The remains is finally being taken down layer by layer at the moment, currently with beams of light emitting into the sky in the evenings. * The tower and covering is no longer at its original height - my *friends flat was dismantled and removed last year. Even though it is gone, it's exact position in the skyline is etched in my mind.
A huge orange red blood moon was sitting parallel with the space where my friends flat had been.
You could have drawn a straight line to it. It was diffused with a layer of fog, as where the lights pointing up to the sky from the floors still being removed beneath.
I want to remember and retrieve the awe the panoramic views of moon cycles the home in the skies brought to them, their friends, and neighbors, if I may, and try to share that memory, even though it's now a sad subject. The moon is a strangely uniting thing.

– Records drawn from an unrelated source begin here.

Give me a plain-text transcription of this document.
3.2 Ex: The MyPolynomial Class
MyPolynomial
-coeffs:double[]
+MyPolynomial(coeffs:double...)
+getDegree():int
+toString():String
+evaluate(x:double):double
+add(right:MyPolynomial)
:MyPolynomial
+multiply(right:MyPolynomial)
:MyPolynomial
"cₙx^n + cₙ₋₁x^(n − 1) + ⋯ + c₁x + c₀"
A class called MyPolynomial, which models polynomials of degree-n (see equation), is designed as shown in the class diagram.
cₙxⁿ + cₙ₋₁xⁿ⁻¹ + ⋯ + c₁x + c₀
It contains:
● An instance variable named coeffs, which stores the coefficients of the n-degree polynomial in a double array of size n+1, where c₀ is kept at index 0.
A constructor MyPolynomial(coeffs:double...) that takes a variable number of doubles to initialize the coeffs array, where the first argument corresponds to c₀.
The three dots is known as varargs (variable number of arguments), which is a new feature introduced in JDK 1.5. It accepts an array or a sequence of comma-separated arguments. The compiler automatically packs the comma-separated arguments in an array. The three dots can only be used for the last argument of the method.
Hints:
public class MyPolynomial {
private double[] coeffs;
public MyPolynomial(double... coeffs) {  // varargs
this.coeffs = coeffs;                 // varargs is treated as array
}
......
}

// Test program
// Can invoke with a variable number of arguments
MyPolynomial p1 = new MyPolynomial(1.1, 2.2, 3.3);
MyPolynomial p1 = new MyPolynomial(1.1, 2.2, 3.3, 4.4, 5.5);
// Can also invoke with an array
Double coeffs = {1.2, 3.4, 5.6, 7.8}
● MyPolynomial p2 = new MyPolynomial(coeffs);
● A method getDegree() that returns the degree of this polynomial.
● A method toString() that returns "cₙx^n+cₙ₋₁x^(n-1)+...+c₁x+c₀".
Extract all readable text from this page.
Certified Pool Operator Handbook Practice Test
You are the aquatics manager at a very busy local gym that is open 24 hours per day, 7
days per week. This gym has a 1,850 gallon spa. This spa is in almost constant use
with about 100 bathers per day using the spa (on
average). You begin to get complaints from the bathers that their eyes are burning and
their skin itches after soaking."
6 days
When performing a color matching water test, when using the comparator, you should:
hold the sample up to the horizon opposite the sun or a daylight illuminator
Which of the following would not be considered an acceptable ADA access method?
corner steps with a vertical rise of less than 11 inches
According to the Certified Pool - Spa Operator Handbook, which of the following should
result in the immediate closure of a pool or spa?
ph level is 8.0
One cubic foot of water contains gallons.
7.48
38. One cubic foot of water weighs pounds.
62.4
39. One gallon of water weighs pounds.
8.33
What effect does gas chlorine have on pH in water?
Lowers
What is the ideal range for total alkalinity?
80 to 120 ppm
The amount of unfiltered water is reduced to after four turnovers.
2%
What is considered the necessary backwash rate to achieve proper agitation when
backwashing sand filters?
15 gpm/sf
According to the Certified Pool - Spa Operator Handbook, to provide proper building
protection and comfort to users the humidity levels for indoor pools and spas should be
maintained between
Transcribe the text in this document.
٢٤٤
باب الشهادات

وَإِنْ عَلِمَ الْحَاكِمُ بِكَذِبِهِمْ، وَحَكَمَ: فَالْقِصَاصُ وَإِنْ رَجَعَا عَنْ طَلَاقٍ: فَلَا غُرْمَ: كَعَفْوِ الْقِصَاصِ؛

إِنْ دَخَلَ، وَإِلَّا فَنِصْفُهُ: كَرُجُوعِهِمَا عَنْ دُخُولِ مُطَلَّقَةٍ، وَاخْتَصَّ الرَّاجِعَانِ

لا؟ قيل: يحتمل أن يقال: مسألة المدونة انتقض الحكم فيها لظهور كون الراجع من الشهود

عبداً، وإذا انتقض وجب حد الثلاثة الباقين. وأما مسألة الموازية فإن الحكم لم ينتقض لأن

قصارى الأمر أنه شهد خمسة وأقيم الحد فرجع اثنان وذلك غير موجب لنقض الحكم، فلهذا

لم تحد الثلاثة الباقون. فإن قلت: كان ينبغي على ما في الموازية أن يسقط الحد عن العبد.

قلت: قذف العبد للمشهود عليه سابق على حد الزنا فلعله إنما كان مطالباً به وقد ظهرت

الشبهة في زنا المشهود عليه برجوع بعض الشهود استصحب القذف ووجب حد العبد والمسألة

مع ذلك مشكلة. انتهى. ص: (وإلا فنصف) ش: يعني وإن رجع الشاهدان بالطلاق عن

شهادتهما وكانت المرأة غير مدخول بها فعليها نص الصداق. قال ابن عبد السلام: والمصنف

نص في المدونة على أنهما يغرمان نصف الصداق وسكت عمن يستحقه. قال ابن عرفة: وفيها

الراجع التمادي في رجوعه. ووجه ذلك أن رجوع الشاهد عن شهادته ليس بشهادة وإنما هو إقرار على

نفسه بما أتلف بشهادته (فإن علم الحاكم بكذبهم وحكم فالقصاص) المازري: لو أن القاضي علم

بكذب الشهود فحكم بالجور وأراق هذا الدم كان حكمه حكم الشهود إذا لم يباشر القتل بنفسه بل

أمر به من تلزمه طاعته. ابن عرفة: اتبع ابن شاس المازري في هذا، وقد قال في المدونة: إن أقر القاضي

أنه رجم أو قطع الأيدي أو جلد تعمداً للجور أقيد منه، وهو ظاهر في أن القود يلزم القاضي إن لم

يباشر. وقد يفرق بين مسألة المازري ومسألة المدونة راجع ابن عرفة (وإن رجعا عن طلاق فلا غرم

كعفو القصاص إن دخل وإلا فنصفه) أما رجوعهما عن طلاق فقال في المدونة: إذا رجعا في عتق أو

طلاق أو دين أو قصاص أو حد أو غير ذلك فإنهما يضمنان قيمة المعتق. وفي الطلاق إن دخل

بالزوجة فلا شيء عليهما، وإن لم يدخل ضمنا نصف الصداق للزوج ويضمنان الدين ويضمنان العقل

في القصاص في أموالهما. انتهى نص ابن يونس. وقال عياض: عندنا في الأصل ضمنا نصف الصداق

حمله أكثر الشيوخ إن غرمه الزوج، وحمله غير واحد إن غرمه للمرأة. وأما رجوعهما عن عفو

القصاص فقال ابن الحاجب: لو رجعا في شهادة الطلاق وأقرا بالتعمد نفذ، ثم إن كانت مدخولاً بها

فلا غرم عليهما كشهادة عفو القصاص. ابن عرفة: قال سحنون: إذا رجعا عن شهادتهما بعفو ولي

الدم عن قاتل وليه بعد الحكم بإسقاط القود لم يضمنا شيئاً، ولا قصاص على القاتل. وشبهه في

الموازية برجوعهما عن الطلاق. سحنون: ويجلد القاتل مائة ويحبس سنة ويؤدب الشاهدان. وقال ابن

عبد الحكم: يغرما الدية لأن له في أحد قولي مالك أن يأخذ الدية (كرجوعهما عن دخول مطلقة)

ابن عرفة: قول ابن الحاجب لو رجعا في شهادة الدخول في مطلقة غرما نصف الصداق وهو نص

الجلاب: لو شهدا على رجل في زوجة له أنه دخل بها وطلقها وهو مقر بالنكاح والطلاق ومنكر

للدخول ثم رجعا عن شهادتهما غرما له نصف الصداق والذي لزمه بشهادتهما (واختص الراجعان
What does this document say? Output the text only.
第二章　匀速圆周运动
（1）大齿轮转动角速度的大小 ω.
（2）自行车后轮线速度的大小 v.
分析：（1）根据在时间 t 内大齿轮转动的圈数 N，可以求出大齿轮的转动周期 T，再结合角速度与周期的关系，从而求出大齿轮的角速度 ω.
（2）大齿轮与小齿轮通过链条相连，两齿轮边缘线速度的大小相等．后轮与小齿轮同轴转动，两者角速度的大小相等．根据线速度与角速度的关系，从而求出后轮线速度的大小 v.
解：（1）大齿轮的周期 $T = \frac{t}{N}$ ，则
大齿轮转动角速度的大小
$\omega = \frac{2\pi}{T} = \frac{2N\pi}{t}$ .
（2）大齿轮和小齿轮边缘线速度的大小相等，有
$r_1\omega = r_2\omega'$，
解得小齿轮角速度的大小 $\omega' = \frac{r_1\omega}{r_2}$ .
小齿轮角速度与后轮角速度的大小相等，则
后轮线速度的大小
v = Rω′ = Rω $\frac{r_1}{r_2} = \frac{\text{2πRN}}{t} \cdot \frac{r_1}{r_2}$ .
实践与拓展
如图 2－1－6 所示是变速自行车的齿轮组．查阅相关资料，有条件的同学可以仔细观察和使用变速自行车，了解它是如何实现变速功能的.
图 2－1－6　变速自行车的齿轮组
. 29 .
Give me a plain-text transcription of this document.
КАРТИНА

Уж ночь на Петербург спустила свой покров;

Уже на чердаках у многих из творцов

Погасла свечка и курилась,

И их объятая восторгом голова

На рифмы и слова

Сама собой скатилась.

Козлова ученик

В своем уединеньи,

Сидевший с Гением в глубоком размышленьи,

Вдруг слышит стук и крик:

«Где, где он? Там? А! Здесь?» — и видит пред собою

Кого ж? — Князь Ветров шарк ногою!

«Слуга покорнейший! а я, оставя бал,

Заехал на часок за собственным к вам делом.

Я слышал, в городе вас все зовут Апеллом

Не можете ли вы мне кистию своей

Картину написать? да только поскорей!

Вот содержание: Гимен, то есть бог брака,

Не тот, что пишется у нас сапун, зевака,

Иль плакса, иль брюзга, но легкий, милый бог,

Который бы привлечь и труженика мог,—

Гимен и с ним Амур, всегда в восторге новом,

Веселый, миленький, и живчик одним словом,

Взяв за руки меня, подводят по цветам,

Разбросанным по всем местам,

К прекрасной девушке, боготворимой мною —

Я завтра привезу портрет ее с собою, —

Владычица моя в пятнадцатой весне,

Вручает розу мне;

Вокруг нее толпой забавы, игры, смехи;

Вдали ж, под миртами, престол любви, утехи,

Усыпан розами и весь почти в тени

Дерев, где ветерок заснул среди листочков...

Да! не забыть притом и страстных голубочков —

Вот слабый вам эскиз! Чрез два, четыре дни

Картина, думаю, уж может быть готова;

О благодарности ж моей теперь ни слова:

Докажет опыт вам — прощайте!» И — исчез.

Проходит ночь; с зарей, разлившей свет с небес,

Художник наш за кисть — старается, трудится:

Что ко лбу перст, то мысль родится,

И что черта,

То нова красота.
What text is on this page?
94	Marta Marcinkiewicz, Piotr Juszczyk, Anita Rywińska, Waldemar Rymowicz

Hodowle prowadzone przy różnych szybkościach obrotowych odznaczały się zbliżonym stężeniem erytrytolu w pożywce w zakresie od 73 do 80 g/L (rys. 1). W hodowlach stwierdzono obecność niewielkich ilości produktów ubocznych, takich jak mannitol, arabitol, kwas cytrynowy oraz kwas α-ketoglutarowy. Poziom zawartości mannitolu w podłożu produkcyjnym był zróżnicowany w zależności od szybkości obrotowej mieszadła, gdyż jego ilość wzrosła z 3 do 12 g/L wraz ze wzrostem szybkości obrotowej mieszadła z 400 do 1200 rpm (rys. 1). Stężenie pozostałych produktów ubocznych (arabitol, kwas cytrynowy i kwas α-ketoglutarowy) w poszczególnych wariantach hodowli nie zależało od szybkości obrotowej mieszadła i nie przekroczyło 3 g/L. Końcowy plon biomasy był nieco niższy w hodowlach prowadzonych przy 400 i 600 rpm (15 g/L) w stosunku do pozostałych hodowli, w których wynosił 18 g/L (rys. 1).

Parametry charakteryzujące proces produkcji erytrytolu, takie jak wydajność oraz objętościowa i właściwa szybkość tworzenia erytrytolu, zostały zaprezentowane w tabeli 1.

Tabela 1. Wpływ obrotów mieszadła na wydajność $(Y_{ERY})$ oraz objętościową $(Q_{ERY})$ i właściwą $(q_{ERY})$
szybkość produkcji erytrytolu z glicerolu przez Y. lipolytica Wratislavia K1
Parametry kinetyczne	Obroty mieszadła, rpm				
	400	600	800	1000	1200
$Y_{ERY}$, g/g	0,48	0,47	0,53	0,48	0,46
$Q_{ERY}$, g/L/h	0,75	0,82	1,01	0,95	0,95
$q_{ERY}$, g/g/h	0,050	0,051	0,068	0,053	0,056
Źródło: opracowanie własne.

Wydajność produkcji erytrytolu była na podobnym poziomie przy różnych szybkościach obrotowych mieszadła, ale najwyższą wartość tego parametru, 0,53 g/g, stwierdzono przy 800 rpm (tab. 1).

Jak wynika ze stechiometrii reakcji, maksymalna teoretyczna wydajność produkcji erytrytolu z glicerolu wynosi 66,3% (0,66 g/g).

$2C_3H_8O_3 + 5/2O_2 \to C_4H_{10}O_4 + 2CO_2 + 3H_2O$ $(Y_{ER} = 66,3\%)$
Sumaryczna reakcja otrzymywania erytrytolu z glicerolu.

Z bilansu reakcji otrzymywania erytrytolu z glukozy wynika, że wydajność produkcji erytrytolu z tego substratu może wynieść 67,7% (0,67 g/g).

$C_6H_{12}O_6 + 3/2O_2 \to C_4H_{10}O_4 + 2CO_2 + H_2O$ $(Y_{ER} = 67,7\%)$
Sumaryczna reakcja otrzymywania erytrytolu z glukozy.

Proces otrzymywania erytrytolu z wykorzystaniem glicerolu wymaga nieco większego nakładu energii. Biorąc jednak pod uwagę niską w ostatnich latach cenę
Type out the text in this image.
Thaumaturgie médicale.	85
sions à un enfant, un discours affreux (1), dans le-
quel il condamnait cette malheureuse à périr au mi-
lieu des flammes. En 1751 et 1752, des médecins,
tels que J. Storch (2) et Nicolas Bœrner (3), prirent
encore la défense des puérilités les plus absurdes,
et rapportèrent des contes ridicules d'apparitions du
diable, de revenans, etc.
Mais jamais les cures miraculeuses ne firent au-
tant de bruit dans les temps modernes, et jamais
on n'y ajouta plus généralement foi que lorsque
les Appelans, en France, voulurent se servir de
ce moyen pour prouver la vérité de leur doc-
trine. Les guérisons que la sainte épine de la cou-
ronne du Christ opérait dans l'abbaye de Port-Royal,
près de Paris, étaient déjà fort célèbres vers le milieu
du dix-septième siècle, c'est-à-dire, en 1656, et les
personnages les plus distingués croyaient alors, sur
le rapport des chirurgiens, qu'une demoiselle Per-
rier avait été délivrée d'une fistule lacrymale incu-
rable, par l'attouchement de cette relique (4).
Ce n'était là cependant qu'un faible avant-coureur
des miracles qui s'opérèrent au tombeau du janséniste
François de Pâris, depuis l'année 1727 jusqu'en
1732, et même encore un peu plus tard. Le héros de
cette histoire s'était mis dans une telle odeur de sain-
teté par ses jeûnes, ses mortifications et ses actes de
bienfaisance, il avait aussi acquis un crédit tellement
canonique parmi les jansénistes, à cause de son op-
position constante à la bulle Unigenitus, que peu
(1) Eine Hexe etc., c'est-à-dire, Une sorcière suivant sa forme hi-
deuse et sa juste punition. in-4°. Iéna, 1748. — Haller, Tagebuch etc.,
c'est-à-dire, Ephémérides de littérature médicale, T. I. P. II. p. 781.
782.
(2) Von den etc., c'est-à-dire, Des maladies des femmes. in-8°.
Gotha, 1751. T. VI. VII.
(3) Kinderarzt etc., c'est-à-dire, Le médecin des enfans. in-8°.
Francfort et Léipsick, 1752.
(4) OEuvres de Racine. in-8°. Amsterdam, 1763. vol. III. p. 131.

@Bimblesalong as per RZW, the worm moon is named because it's when the worms start to come to the surface because they can feel the transmission of the spring warmth, often carried through the earth by rhizomes, and moisture allows them to travel, but most of all it's when they develop their reproductive band and seek to mate (and fill up my wormery with tiny little hardworking hatchlings.)
Sage, rosemary, lavender and bay bush off cuts, attempts at non chick pea based courgette, and red pepper hummus and chestnut veggie wraps, and salad, the ubiquitous chestnut bread pudding, and last years cabbage cooked up with pomegranate syrup.